EAF16 Artist Profile: Lia Lowenthal
“Rather than accepting perceptions about an object, I would rather explore how to unpack an object and follow its journey to discover the forms of circumstances.”
This impulse is evident in Lia Lowenthal’s EAF16 project, for which she has deconstructed a grand piano. Lowenthal builds upon our base understanding of a piano, but re-situates that with elements of a gothic cathedral. In doing so, she aims to investigate the social history of objects and represent those histories in an alternative way of interaction.
Her EAF16 project, Dilated Surpintel, is a continuation of Lowenthal’s study of the history of grand pianos and their relationship to Astoria as a former piano manufacturing hub (e.g., Steinway). The piano has appeared in some of the artist’s other work as a symbol of contrasts of social understanding. “The piano entered as an element of my practice accidentally during my solo show GETHENS by LL, LLC at 321 Gallery in Brooklyn in 2015.”
Lowenthal’s installation at Socrates was influenced by the formal and conceptual relationship she has developed over time with the piano, elaborating on the idea of a traditional jewelry trunk show. Since the EAF16 opening, she has continued to explore new ways to integrate pianos in her practice.
“When we think of a piano, we think of being indoors. By placing Dilated Surpintel outdoors, I hope to contrast that instinct both emotionally and architecturally.” Lowenthal considers the fact that Socrates, like many sculpture parks, is a manufactured and orchestrated experience, and that viewing the piano as a manufactured object that orchestrates emotions made using it an easy choice.

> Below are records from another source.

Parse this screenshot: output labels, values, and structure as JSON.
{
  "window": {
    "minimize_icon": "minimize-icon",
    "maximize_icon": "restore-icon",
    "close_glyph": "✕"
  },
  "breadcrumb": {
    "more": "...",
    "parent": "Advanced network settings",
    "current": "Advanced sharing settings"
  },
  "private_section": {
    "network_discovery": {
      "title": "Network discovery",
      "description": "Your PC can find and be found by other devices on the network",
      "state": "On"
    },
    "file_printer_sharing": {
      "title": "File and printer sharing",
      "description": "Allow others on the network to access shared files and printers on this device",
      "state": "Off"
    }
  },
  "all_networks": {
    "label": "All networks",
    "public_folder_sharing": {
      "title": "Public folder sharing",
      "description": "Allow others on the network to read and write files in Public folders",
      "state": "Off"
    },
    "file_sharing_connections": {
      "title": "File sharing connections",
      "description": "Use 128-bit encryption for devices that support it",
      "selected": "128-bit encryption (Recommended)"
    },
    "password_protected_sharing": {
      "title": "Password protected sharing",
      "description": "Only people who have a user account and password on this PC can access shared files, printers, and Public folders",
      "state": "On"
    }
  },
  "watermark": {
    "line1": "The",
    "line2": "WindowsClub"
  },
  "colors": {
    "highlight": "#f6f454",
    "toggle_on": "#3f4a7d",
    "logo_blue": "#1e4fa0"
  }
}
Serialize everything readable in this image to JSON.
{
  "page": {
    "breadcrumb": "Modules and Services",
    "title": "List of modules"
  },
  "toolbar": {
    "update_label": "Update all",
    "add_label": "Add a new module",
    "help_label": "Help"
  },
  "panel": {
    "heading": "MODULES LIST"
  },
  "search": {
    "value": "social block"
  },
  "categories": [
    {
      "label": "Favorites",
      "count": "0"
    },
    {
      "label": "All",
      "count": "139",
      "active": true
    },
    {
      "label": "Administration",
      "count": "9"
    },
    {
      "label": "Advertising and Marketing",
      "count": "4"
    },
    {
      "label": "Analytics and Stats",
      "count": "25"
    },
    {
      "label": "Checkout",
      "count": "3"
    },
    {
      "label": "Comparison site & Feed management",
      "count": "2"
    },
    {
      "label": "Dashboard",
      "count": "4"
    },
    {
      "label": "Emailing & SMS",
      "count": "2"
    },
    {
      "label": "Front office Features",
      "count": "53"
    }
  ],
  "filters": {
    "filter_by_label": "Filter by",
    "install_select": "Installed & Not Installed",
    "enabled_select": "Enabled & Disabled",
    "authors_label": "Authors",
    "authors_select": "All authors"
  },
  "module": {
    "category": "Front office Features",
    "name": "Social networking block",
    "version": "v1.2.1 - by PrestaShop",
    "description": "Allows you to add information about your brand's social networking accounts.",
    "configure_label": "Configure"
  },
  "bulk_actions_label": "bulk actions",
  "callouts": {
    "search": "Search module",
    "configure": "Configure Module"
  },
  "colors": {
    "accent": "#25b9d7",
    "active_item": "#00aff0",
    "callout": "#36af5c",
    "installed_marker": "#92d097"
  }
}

Lowenthal believes sculpture to be more than the object in its form. “I think sculpture is about the encounter. So in terms of my work, the mental, spatial or physical unpacking a viewer experiences is what I consider. Gutting the piano, Lowenthal has inserted tiled mosaics, and model architectural elements of cathedrals. By doing so, she said she is “considering the social and cultural moments vested within grand pianos and cathedrals; the piece intersects these historical lineages simultaneously, pausing the transition from one object into another.”